What is a Convolution Neural Network

A Convolutional Neural Network, or CNN is a type of neural network that applies a series of convolutions onto an input image to produce an output image. However, contrary to more classic image filtering techniques the coefficients of the filters (or kernels) applied onto the image can be tuned using gradient descent or any other optimisation algorithm.

Explanation

To perform a convolution, a CNN hovers a number of filters (below in yellow) over the entire input image (below in green) and multiply each pixel value by each value in the kernel to produce a (usually) smaller image (below in pink) as shown below:

Source https://stats.stackexchange.com/a/188216/174997

The filters are moved with a given stride in each direction, here 1×1 which is classic, but to accelerate the convolution it can move in stride of 2×2 etc. This operation is repeated with different filters for each convolution layer in the model.

The number of trainable parameter N can be computed using the following formulae:

N = K_1 \times K_2 \times F \times C + F

For a convolutional layer with F filters of kernel shape K_1 \times K_2 applied to an input of shape (h, w, C).

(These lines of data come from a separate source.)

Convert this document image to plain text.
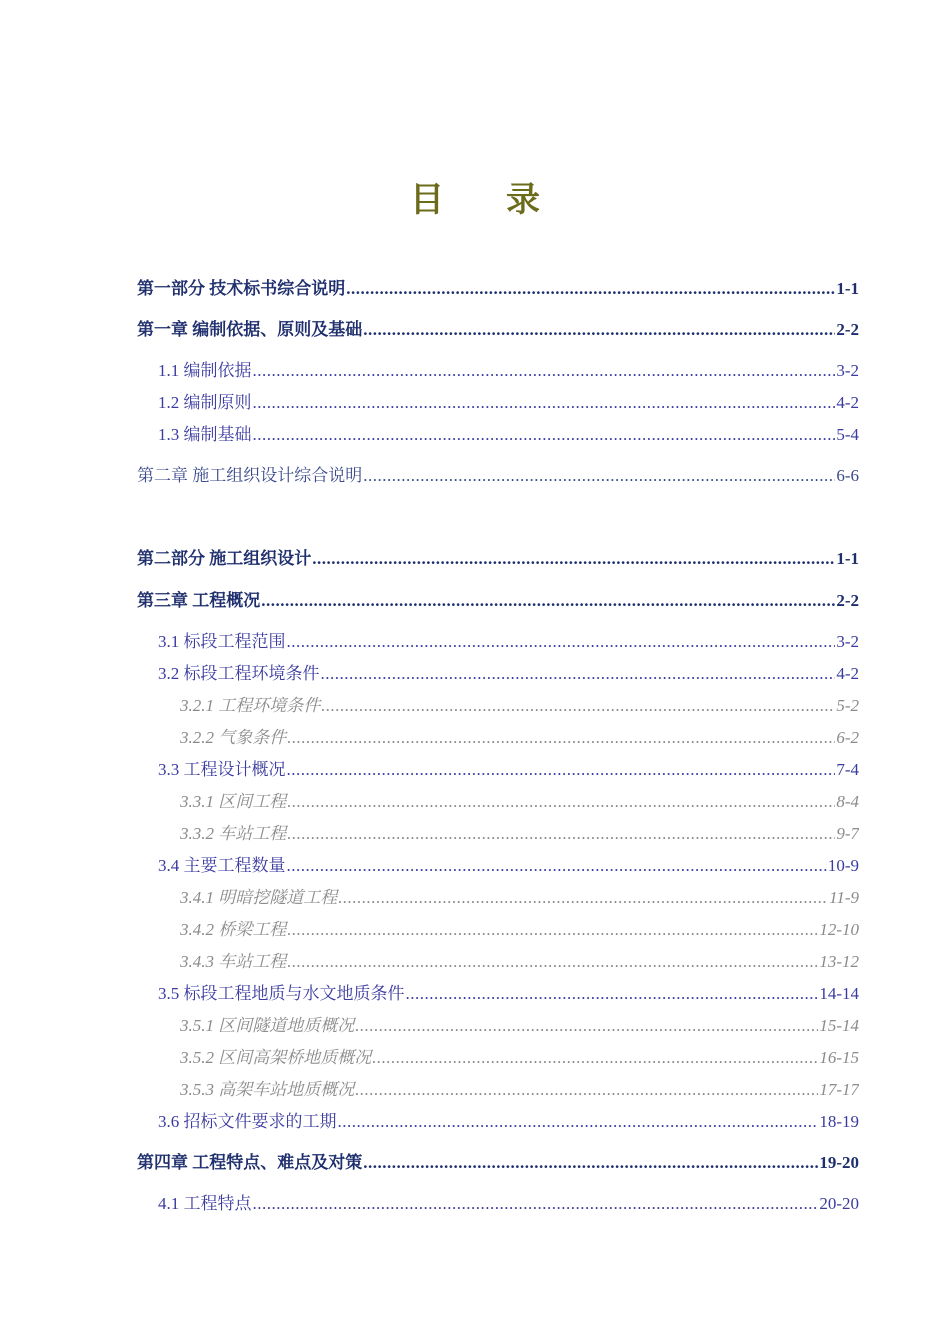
目 录
第一部分 技术标书综合说明 .....	1-1
第一章 编制依据、原则及基础 .....	2-2
1.1 编制依据 .....	3-2
1.2 编制原则 .....	4-2
1.3 编制基础 .....	5-4
第二章 施工组织设计综合说明 .....	6-6
第二部分 施工组织设计 .....	1-1
第三章 工程概况 .....	2-2
3.1 标段工程范围 .....	3-2
3.2 标段工程环境条件 .....	4-2
3.2.1 工程环境条件 .....	5-2
3.2.2 气象条件 .....	6-2
3.3 工程设计概况 .....	7-4
3.3.1 区间工程 .....	8-4
3.3.2 车站工程 .....	9-7
3.4 主要工程数量 .....	10-9
3.4.1 明暗挖隧道工程 .....	11-9
3.4.2 桥梁工程 .....	12-10
3.4.3 车站工程 .....	13-12
3.5 标段工程地质与水文地质条件 .....	14-14
3.5.1 区间隧道地质概况 .....	15-14
3.5.2 区间高架桥地质概况 .....	16-15
3.5.3 高架车站地质概况 .....	17-17
3.6 招标文件要求的工期 .....	18-19
第四章 工程特点、难点及对策 .....	19-20
4.1 工程特点 .....	20-20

Hence, if the RGB image in the beginning was of shape (200, 200, 3), after a 10 filters convolution with kernel size 5×5 and stride 1, the shape will be (196, 196, 10) and that layer will have 5\times5\times10\times3 + 10 = 760 trainable parameters (the filter have shape (5, 5, 3) ) as demonstrated in Keras:

from tensorflow.python import keras
from keras.models import Sequential
from keras.layers import Conv2D

Sequential([
    Conv2D(input_shape=(200, 200, 3), filters=10, kernel_size=5, strides=1)
]).summary()
_________________________________________________________________
Layer (type)                 Output Shape              Param #
=================================================================
conv2d_2 (Conv2D)            (None, 196, 196, 10)      760
=================================================================
Total params: 760
Trainable params: 760
Non-trainable params: 0
_________________________________________________________________

Implementation

Using François Chollet’s Keras framework, a convolutional layer can be used in a model using the Conv2D class.
Its constructor with the most common arguments is as follow:

keras.layers.Conv2D(filters, kernel_size, strides=(1, 1), padding='valid', activation=None)

Here:

  • filters is the number of filter to apply on with this layer (i.e. F)
  • kernel_size is either a tuple of integers or an integer specifying the size of the kernel to hover, this has to be odd numbers since the kernel’s centre will determine the position of the output value in the output image.
  • strides is either a tuple of integers or an integer specifying the pace at which the kernel should hover
  • padding is a string with either 'valid' or 'same', defaults to 'valid'.
    • 'valid' padding in Keras (and TensorFlow) means no padding, i.e. the kernel will stop hovering near the borders to avoid falling over the edge and have missing values. This means that the border pixel wont have a convolution value and hence that the output is a tad smaller in height and width (in the above example, the padding was 'valid' and so the 200×200 image became 196×196).
    • 'same' padding means padding the edge with zeros so that the output image has the same width and height as the input image (hence the name). However this is not the default in Keras as it means the border get corrupted with fake data.
  • activation is either a string like 'tanh', 'relu', 'softmax' etc (list here) or an object of type keras.activations. By default this will be the linear activation function f(x)=x. Each output value of the layer will be passed through this function before being passed to the next layer.